Coronavirus: BUSINESS TAX CREDITS, DEFERRALS AND DEDUCTIONS IN THE ‘CARES’ ACT
Although not given as much attention as the Payroll Protection Program, the Federal Coronavirus Aid, Relief and Economic Security (CARES) Act also provides new tax credit, deferral and net operating loss deductions which may be beneficial for your business.
Section 2301 Employee Retention Credit
Section 2301 gives eligible employers a tax credit against the 6.2% Social Security payroll taxes that the employer pays for an eligible employee between March 13th and December 31, 2020 (the “covered period”). The credit is dollar for dollar, up to 50% of “qualified wages” (discussed below). The credit may not exceed $5,000 per employee.
Eligibility: the business must: (1) suffer a full or partial suspension for one or more calendar quarters due to a government act limiting commerce, travel or meetings; or (2) show that quarterly gross receipts were less than 50% of gross receipts for the same quarter last year. The credit may continue until gross income reaches 80% of gross receipts for the same quarter last year.
Qualified wages: Up to $10,000 for all quarters. For business with 100 or fewer full-time employees in 2019, qualifying wages include wages paid during the work slowdown regardless of whether the employee actually provides services. For businesses with more than 100 employees, only wages paid for employees who not providing services are deemed to qualify. Qualified wages may include health plan expenses which are not already included in an employee’s gross income.

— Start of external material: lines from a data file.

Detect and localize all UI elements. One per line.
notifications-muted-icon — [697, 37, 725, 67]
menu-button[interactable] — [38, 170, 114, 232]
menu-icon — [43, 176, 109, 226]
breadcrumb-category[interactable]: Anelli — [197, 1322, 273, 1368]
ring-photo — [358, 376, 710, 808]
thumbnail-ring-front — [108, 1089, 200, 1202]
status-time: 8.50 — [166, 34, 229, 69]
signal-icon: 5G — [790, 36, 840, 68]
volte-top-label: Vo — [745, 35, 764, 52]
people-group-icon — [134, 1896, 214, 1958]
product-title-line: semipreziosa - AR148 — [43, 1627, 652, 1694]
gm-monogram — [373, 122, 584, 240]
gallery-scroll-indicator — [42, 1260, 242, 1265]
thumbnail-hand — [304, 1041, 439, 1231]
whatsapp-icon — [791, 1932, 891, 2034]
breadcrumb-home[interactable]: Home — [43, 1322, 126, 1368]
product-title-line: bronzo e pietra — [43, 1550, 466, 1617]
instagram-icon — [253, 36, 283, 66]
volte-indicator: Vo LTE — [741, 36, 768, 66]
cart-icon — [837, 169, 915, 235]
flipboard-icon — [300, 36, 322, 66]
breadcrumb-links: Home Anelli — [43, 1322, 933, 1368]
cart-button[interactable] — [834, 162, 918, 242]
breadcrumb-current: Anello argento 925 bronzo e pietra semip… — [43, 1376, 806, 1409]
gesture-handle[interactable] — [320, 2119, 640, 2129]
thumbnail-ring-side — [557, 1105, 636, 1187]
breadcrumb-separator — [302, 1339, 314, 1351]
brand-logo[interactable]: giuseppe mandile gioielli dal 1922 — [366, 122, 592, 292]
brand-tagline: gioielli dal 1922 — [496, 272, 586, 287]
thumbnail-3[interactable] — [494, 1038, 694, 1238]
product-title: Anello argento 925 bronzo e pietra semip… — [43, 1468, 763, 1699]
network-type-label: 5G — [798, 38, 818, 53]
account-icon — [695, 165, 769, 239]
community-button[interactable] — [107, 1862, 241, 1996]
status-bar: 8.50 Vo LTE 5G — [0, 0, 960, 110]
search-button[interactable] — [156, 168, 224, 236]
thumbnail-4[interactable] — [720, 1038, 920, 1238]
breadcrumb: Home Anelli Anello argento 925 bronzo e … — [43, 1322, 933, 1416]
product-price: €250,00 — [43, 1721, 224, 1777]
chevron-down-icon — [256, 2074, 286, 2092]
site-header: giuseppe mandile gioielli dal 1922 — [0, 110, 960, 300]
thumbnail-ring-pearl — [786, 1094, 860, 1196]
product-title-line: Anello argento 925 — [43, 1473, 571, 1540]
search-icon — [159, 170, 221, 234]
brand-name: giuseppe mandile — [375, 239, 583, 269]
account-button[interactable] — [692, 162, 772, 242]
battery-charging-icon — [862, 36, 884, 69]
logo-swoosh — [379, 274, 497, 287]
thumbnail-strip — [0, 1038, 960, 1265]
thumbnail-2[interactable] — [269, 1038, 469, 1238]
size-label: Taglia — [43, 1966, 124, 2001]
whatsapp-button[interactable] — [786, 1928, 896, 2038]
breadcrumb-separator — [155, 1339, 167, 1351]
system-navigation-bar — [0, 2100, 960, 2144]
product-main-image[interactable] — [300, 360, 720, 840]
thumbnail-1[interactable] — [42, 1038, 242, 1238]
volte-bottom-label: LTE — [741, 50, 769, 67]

Example: ABC Corp., an engineering firm, had 20 full-time employees and $2 million in gross receipts in the second calendar quarter of 2019. For the same period in 2020, the company had $500,000 in gross receipts due to the freeze on non-essential businesses. The company is eligible.
Jane Doe is a full-time project manager with an annual salary of $120,000. Her qualified wages are $10,000, and the maximum credit available to ABC Corp. is $5,000 (50% of her qualified wages). If ABC Corp. pays $5,270 in social security payroll tax for Jane Doe over the covered period, the company is eligible for a tax credit of $5,000. If her salary were $70,000 and the company paid $3,074 on her behalf over the covered period, the company would receive a credit equal to the full $3,074.
IMPORTANT: Paycheck protection recipients not eligible: Businesses receiving loans under the Payment Protection Program are not eligible for a Section 2301 credit. Businesses should consider whether that program or the Section 2301 credit better suits their needs. (This may also provide some benefit to 501(c) nonprofits, cooperatives and condominium associations if they continue to be denied PPP benefits.)
Section 2302 Payroll and Self-Employment Tax Deferral
Section 2302 of the Act permits eligible employers and self-employed individuals to defer their Social Security payroll or self-employment tax obligations payable between March 27, 2020 through January 1, 2021. The amount that can be deferred is the “employer’s share” (50% of the total Social Security tax obligation of employers and employees combined). 50% of the deferred amount is payable by December 31, 2021, and the remaining 50% by December 31, 2022.
However, companies that receive small business loan forgiveness under the PPP may not defer their tax payments. Ramifications of the PPP loan, if any, on Social Security payroll tax payments should be considered.
Section 2303 Modification for Net Operating Losses
Section 2303 of the Act now allows businesses to carry net operating losses incurred in tax years 2018, 2019 and 2020 back five years. (Carrybacks were previously barred) You may amend your prior year’s tax return to do so.
For instance, if ABC Corp. had a net profit of $200,000 in 2017 but saw a net loss of $50,000 in 2020, ABC Corp presumably can file an amended tax return for 2017 to apply the $50,000 loss as a deduction and potential basis for a tax refund.
“Qualified Improvement Property” Expense Deductions Accelerated to 15 Years
The CARES Act fixes a technical glitch in the 2018 tax law which prevented interior improvements to non-residential property from being expensed over 15 years instead of 39 years (the useful life of a building).
Deductions for Interest on Borrowed Funds Increased from 30% to 50% of Earnings
The CARES Act now allows corporations to deduct interest on borrowed moneys in the amount of up to 50% of their “adjusted taxable income.” Under prior law, the interest deduction was limited to 30%.
What should you do?
Tax rules are inherently complex, and this summary is by necessity incomplete. The CARES Act does not simplify the tax code, but the new rules discussed here may give you valuable tax relief during these difficult times. Careful consideration should be given to whether these and other provision of the CARES Act meet your needs.
We will continue to keep you updated about relevant business issues as the governmental response to the COVID-19 epidemic evolves. Please stay safe and healthy in the meantime!